Diary of An Isolated Director: Week Who Knows: It has been a funny old week!
Natalie Welch
Co-Founder of The Typeface Group & The Better Content Club | Inclusion Advisory Board Vice Chair @ Hampshire FA | HE Advisory Board at BCoT |TED? Speaker |
Hasn't been a funny old week? And I don't think I am alone with what I see on social media and heard via my nearest and dearest.
I put it down to the confusing messages we have had from the powers that be of which, in typical British humour memes have risen out of the shit storm to bring some light relief.
But it is only light and isn't really enough. It seems to me fear is the overriding emotion.
Fear of:
- Not knowing how to get to work.
- Should you take your kids to school (if applicable to you) because we know that 4-year-olds are great at listening and social distancing - and do you even want to put your child under that stress if you have been shielding them from the horrors of the world?
- If your children are not in that first part of the phased return, how can you work? Are your employers being flexible or making you use your holiday allowance?
- Financial and job security worries.
- Fear of COVID-19.
It is an increasingly stressful time. We are all feeling it - so it is now that we need to up the self-care and not feel guilty in doing that.
STOP
I don't hide the fact that I meditate, and yesterday I did one of the Calm meditations on stress. They talked about a brilliant analogy when you are feeling overwhelmed with 'stress'. And that is STOP.
S: Stop what you are doing
T: Take a moment
O: Observe what you are feeling and why
P: Proceed knowing that you are in control of your response
Simple. And simplicity is what we need right now.
Disclaimer
I feel I have to note here that I am not a stress or wellbeing expert, this is all from personal experience and practice. Also, from three years of counselling and two years of mindful work.
Different ways we let stress in
Other people.
I feel myself getting stressed just because someone else is. And that is ok, as a problem shared is a problemed halved and all that. But it does mean I have to first recognise I have taken on stress this then release it to feel better.
My favourite ways of doing that are meditating, writing them down to get them out and burning. Yep, burning. Writing down what I am letting go of and popping it in my incinerator is incredibly satisfying.
What is consumed?
I don't watch the news. I only started watching it at the start of COVID and quickly stopped when Boris went into intensive care. Everything was impacting my mental health. Social media is also a considerable offender of stress.
Thankfully this piece of personal advice is easy. Mute, unfollow, turn off, remove the apps - do what you need.
Turn off the stress noise.
I make sure that work apps do not alert me after working hours. I then have the rest of my apps turn off by 8pm, so I don't feel compelled to pick the phone up as notifications ping up. Actually some apps I have turned the notifications off altogether. I also have a work phone with work apps beeping and flashing and my usual phone where all notifications are off!
Different types of stress.
Not all stress is bad.
I can actually thrive off it if it is the right type of stress.
Strong woman competition prep, onboarding new clients, personal growth, hitting send on a pitch... they all trigger a stress response. But the good kind.
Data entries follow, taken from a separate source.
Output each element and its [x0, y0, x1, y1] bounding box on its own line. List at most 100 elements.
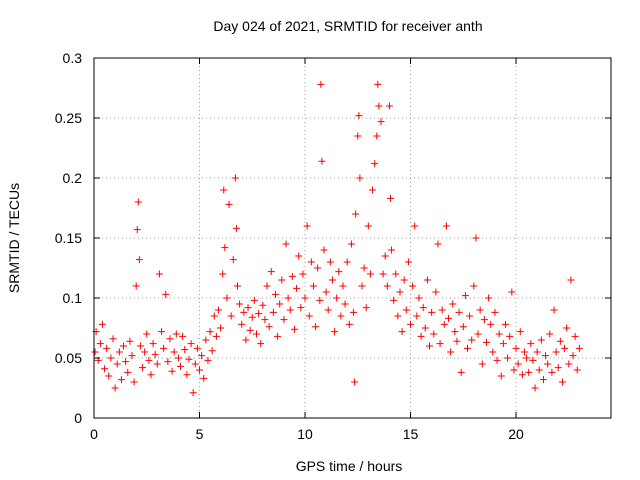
data-point: [318, 157, 326, 165]
data-point: [440, 320, 448, 328]
y-tick-label: 0.25: [55, 110, 82, 126]
data-point: [388, 246, 396, 254]
data-point: [419, 304, 427, 312]
data-point: [185, 355, 193, 363]
data-point: [352, 210, 360, 218]
data-point: [535, 366, 543, 374]
data-point: [309, 282, 317, 290]
data-point: [341, 300, 349, 308]
data-point: [316, 296, 324, 304]
data-point: [510, 366, 518, 374]
data-point: [411, 222, 419, 230]
data-point: [466, 312, 474, 320]
data-point: [177, 362, 185, 370]
data-point: [135, 256, 143, 264]
data-point: [147, 371, 155, 379]
data-point: [537, 336, 545, 344]
data-point: [544, 360, 552, 368]
data-point: [255, 310, 263, 318]
data-point: [358, 282, 366, 290]
data-point: [402, 306, 410, 314]
data-point: [198, 352, 206, 360]
data-point: [558, 378, 566, 386]
data-point: [491, 308, 499, 316]
data-point: [193, 344, 201, 352]
data-point: [187, 340, 195, 348]
data-point: [324, 306, 332, 314]
x-tick-label: 5: [196, 426, 204, 442]
data-point: [567, 276, 575, 284]
data-point: [109, 335, 117, 343]
data-point: [360, 264, 368, 272]
data-point: [248, 313, 256, 321]
y-tick-label: 0.15: [55, 230, 82, 246]
data-point: [575, 344, 583, 352]
data-point: [394, 312, 402, 320]
data-point: [337, 312, 345, 320]
data-point: [229, 256, 237, 264]
data-point: [96, 340, 104, 348]
data-point: [366, 270, 374, 278]
data-point: [172, 330, 180, 338]
data-point: [122, 358, 130, 366]
data-point: [556, 337, 564, 345]
data-point: [210, 312, 218, 320]
data-point: [550, 306, 558, 314]
data-point: [423, 276, 431, 284]
data-point: [274, 332, 282, 340]
y-axis-label: SRMTID / TECUs: [6, 183, 22, 293]
data-point: [130, 378, 138, 386]
data-point: [445, 314, 453, 322]
x-axis-label: GPS time / hours: [296, 458, 403, 474]
data-point: [225, 200, 233, 208]
data-point: [407, 320, 415, 328]
data-point: [331, 328, 339, 336]
data-point: [136, 342, 144, 350]
data-point: [434, 240, 442, 248]
data-point: [91, 348, 99, 356]
data-point: [472, 234, 480, 242]
data-point: [276, 300, 284, 308]
data-point: [417, 332, 425, 340]
data-point: [252, 330, 260, 338]
data-point: [314, 264, 322, 272]
data-point: [259, 301, 267, 309]
data-point: [504, 354, 512, 362]
data-point: [307, 258, 315, 266]
data-point: [101, 365, 109, 373]
data-point: [398, 328, 406, 336]
data-point: [554, 364, 562, 372]
data-point: [206, 328, 214, 336]
data-point: [196, 366, 204, 374]
data-point: [565, 360, 573, 368]
data-point: [282, 240, 290, 248]
data-point: [293, 284, 301, 292]
x-tick-label: 10: [297, 426, 313, 442]
data-point: [561, 344, 569, 352]
data-point: [181, 346, 189, 354]
data-point: [371, 160, 379, 168]
data-point: [223, 294, 231, 302]
data-point: [499, 340, 507, 348]
data-point: [390, 296, 398, 304]
data-point: [320, 246, 328, 254]
data-point: [339, 282, 347, 290]
data-point: [288, 272, 296, 280]
y-tick-label: 0.1: [63, 290, 83, 306]
x-tick-label: 15: [403, 426, 419, 442]
data-point: [459, 323, 467, 331]
data-point: [215, 306, 223, 314]
data-point: [426, 342, 434, 350]
data-point: [413, 312, 421, 320]
chart-title: Day 024 of 2021, SRMTID for receiver ant…: [213, 18, 482, 34]
data-point: [478, 360, 486, 368]
data-point: [217, 324, 225, 332]
data-point: [322, 288, 330, 296]
data-point: [132, 282, 140, 290]
data-point: [364, 222, 372, 230]
data-point: [174, 354, 182, 362]
data-point: [355, 112, 363, 120]
data-point: [533, 348, 541, 356]
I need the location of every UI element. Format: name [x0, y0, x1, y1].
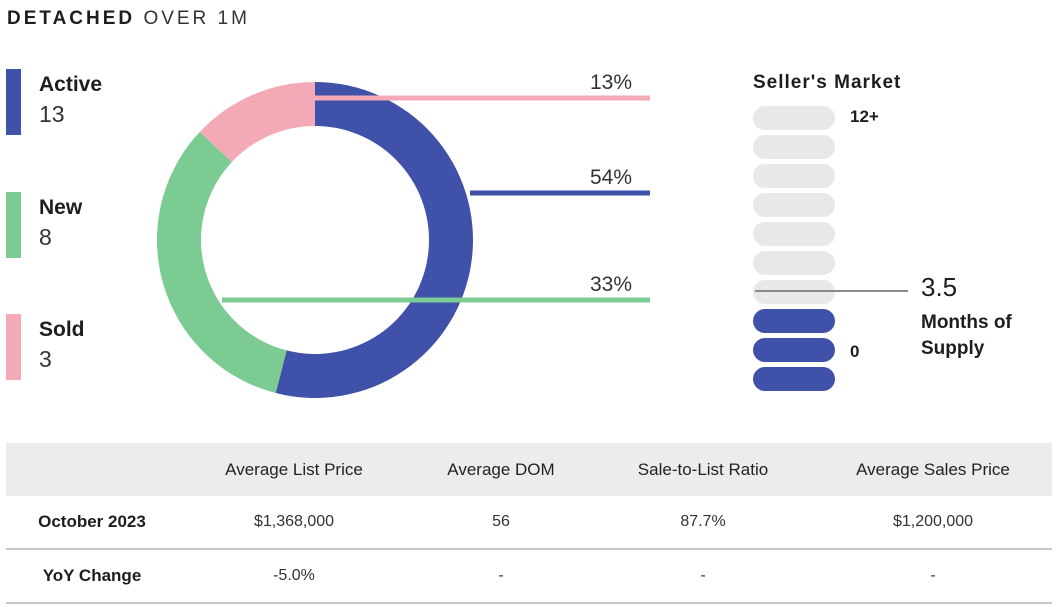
table-header-avg-sales-price: Average Sales Price	[814, 443, 1052, 496]
legend-label-sold: Sold	[39, 318, 85, 341]
meter-segment-empty	[753, 193, 835, 217]
table-cell: $1,200,000	[814, 496, 1052, 550]
meter-segment-empty	[753, 251, 835, 275]
table-cell: October 2023	[6, 496, 178, 550]
supply-meter	[753, 106, 835, 396]
legend-value-new: 8	[39, 224, 52, 250]
meter-segment-empty	[753, 164, 835, 188]
supply-label-line2: Supply	[921, 338, 985, 359]
legend-swatch-sold	[6, 314, 21, 380]
legend-value-active: 13	[39, 101, 65, 127]
table-cell: YoY Change	[6, 549, 178, 604]
table-header-avg-dom: Average DOM	[410, 443, 592, 496]
table-row: October 2023 $1,368,000 56 87.7% $1,200,…	[6, 496, 1052, 550]
meter-segment-filled	[753, 309, 835, 333]
legend-label-new: New	[39, 196, 83, 219]
stats-table: Average List Price Average DOM Sale-to-L…	[6, 443, 1052, 604]
market-title: Seller's Market	[753, 72, 902, 93]
legend-value-sold: 3	[39, 346, 52, 372]
pct-label-sold: 13%	[590, 71, 632, 94]
donut-slice-active	[275, 82, 474, 399]
table-cell: -	[814, 549, 1052, 604]
meter-min-label: 0	[850, 342, 860, 361]
donut-slice-sold	[199, 82, 315, 162]
legend-label-active: Active	[39, 73, 103, 96]
table-header-blank	[6, 443, 178, 496]
supply-label-line1: Months of	[921, 312, 1012, 333]
meter-segment-empty	[753, 222, 835, 246]
table-row: YoY Change -5.0% - - -	[6, 549, 1052, 604]
supply-indicator-line	[755, 290, 908, 292]
legend-swatch-new	[6, 192, 21, 258]
meter-segment-empty	[753, 280, 835, 304]
legend-swatch-active	[6, 69, 21, 135]
table-cell: $1,368,000	[178, 496, 410, 550]
meter-segment-filled	[753, 367, 835, 391]
pct-label-active: 54%	[590, 166, 632, 189]
meter-max-label: 12+	[850, 107, 879, 126]
title-light: OVER 1M	[143, 8, 250, 29]
table-header-row: Average List Price Average DOM Sale-to-L…	[6, 443, 1052, 496]
meter-segment-empty	[753, 135, 835, 159]
page-title: DETACHED OVER 1M	[7, 8, 250, 30]
meter-segment-empty	[753, 106, 835, 130]
meter-segment-filled	[753, 338, 835, 362]
table-cell: -	[410, 549, 592, 604]
table-header-avg-list-price: Average List Price	[178, 443, 410, 496]
pct-label-new: 33%	[590, 273, 632, 296]
table-header-sale-to-list: Sale-to-List Ratio	[592, 443, 814, 496]
donut-slice-new	[156, 131, 287, 394]
table-cell: 87.7%	[592, 496, 814, 550]
supply-label: Months of Supply	[921, 310, 1031, 362]
donut-chart: 13% 54% 33%	[156, 71, 650, 399]
title-bold: DETACHED	[7, 8, 136, 29]
table-cell: -	[592, 549, 814, 604]
supply-value: 3.5	[921, 272, 958, 302]
table-cell: -5.0%	[178, 549, 410, 604]
table-cell: 56	[410, 496, 592, 550]
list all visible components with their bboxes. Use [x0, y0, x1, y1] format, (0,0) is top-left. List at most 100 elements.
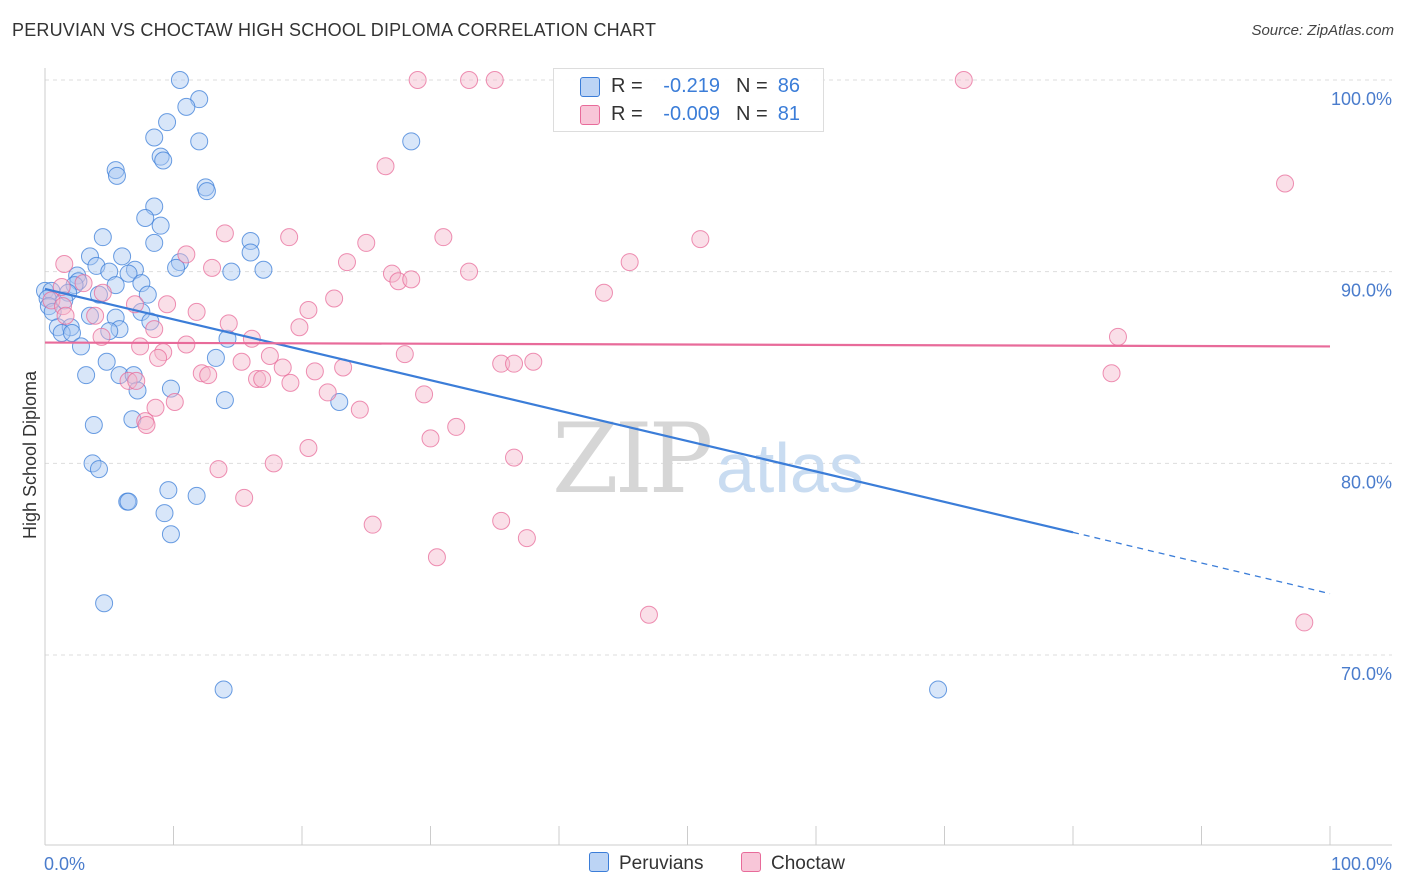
choctaw-point: [485, 71, 504, 89]
peruvians-point: [187, 486, 206, 505]
peruvians-point: [138, 285, 157, 304]
peruvians-point: [161, 379, 180, 398]
choctaw-point: [1102, 364, 1121, 383]
peruvians-point: [84, 416, 103, 434]
peruvians-point: [113, 247, 132, 266]
peruvians-point: [80, 247, 99, 266]
choctaw-point: [415, 385, 434, 404]
legend-n-label: N =: [736, 75, 768, 97]
choctaw-point: [447, 417, 466, 436]
peruvians-point: [254, 260, 273, 279]
choctaw-point: [402, 270, 421, 289]
choctaw-point: [215, 224, 234, 243]
peruvians-point: [170, 71, 189, 89]
choctaw-point: [86, 306, 105, 325]
choctaw-point: [280, 228, 299, 247]
choctaw-point: [524, 352, 543, 371]
peruvians-point: [71, 337, 90, 356]
peruvians-point: [215, 391, 234, 410]
trend-lines: [44, 287, 1331, 595]
peruvians-trend-extension: [1072, 531, 1331, 595]
choctaw-point: [325, 289, 344, 308]
legend-label-choctaw: Choctaw: [771, 853, 845, 874]
choctaw-point: [248, 370, 267, 388]
peruvians-point: [222, 262, 241, 281]
choctaw-point: [427, 548, 446, 567]
choctaw-point: [691, 230, 710, 249]
choctaw-point: [146, 398, 165, 417]
peruvians-point: [159, 481, 178, 500]
peruvians-trend-line: [44, 287, 1074, 534]
stats-legend: R = -0.219 N = 86 R = -0.009 N = 81: [553, 68, 824, 132]
peruvians-point: [119, 492, 138, 511]
choctaw-point: [187, 302, 206, 321]
tick-labels: 70.0% 80.0% 90.0% 100.0% 0.0% 100.0%: [44, 89, 1392, 874]
choctaw-point: [137, 416, 156, 434]
choctaw-point: [305, 362, 324, 381]
peruvians-point: [61, 318, 80, 337]
choctaw-point: [165, 393, 184, 411]
choctaw-point: [363, 515, 382, 534]
peruvians-point: [145, 128, 164, 147]
choctaw-point: [318, 383, 337, 402]
choctaw-point: [460, 262, 479, 281]
peruvians-point: [167, 258, 186, 277]
choctaw-point: [299, 301, 318, 319]
peruvians-point: [80, 306, 99, 325]
choctaw-point: [209, 460, 228, 479]
choctaw-point: [192, 364, 211, 383]
choctaw-point: [505, 354, 524, 373]
peruvians-point: [206, 348, 225, 367]
choctaw-point: [74, 274, 93, 293]
peruvians-point: [197, 182, 216, 201]
choctaw-point: [408, 71, 427, 89]
choctaw-point: [232, 352, 251, 371]
legend-r-label: R =: [611, 75, 643, 97]
choctaw-point: [92, 327, 111, 346]
choctaw-point: [131, 337, 150, 356]
peruvians-point: [161, 525, 180, 544]
x-tick-label-max: 100.0%: [1331, 854, 1392, 874]
series-choctaw: [42, 71, 1314, 632]
legend-r-label: R =: [611, 103, 643, 125]
peruvians-point: [158, 113, 177, 132]
y-tick-label: 100.0%: [1331, 89, 1392, 109]
choctaw-point: [395, 345, 414, 364]
legend-item-choctaw: Choctaw: [741, 852, 845, 875]
peruvians-point: [929, 680, 948, 699]
peruvians-point: [110, 366, 129, 385]
choctaw-point: [177, 335, 196, 354]
choctaw-point: [253, 370, 272, 388]
legend-label-peruvians: Peruvians: [619, 853, 704, 874]
choctaw-point: [1276, 174, 1295, 193]
peruvians-point: [95, 594, 114, 613]
choctaw-point: [505, 448, 524, 467]
peruvians-point: [214, 680, 233, 699]
peruvians-point: [155, 504, 174, 523]
legend-row-peruvians: R = -0.219 N = 86: [554, 73, 823, 101]
choctaw-point: [55, 255, 74, 273]
y-tick-label: 80.0%: [1341, 472, 1392, 492]
legend-swatch-blue: [580, 77, 600, 97]
watermark: ZIP atlas: [552, 403, 864, 515]
choctaw-point: [620, 253, 639, 272]
y-tick-label: 70.0%: [1341, 664, 1392, 684]
legend-swatch-pink: [580, 105, 600, 125]
y-tick-label: 90.0%: [1341, 281, 1392, 301]
choctaw-point: [145, 320, 164, 339]
legend-n-label: N =: [736, 103, 768, 125]
peruvians-point: [190, 132, 209, 151]
legend-n-value: 86: [777, 75, 800, 97]
choctaw-point: [492, 354, 511, 373]
choctaw-point: [219, 314, 238, 333]
choctaw-point: [954, 71, 973, 89]
legend-swatch-pink: [741, 852, 761, 872]
choctaw-point: [594, 283, 613, 302]
peruvians-point: [93, 228, 112, 247]
legend-swatch-blue: [589, 852, 609, 872]
choctaw-point: [1108, 327, 1127, 346]
choctaw-point: [177, 245, 196, 264]
peruvians-point: [241, 243, 260, 262]
peruvians-point: [330, 393, 349, 411]
legend-r-value: -0.219: [663, 75, 720, 97]
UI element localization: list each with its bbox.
Similarly, you need to recharge and recover. Whether that is a massage, celebrating with a coffee or whatever. But, isn't it strange that we seem to be better at doing it when it is good stress rather than stopping, recognising and healing from the negative type.
Boundaries are key.
Again, I am not an expert boundary setting, but I have had to rebuild mine over the last 3 years as I moved into the world of co-parenting, solely running a household, growing a business and all the other life stuff that has happened.
If I hadn't set and reset my boundaries during this time, I would not have coped at all. There are days where I haven't (Tuesday was one). There are still days when I feel I can't, but that is often because I have not respected my own boundaries. My essential but straightforward boundaries are:
- Working hours & digital curfew
- The amount of sleep I need to function (8 hours)
- Eating well (80/20)
- Regular counselling (bi-weekly ideally)
- Doing something for me that brings me joy (Strong Woman stuff & the recovery for that training / going out with my friends/binge-watching TV / listening to and watching comedy - currently loving Evil Genius by Russell Kane)
- Getting out into nature (even if it is the garden)
- Having me-time to recharge
- Family comes first
If I abuse these simple boundaries (or allow others to) - I suffer. Which means my son, work output and everything else suffers. As soon as I reset these, everything starts to slot back into place.
But it starts with me. If I don't set expectations, then I leave my boundaries open to interpretation which never ends well.
So what has boundaries have to do with fear and stress? Well, if I can enforce and hold firm boundaries during this time, I can deal with the stress.
Sometimes that can be the hardest thing to do as others are hustling or juggling everything (seemingly perfectly) 24/7. I can't do that, and I am not ashamed to say or admit it (and neither should you be). Actually, you will feel better when you do, and your adrenal glands will thank you for it.
Happy Friday - I hope you take some time to recharge this weekend and do something that brings you utter joy.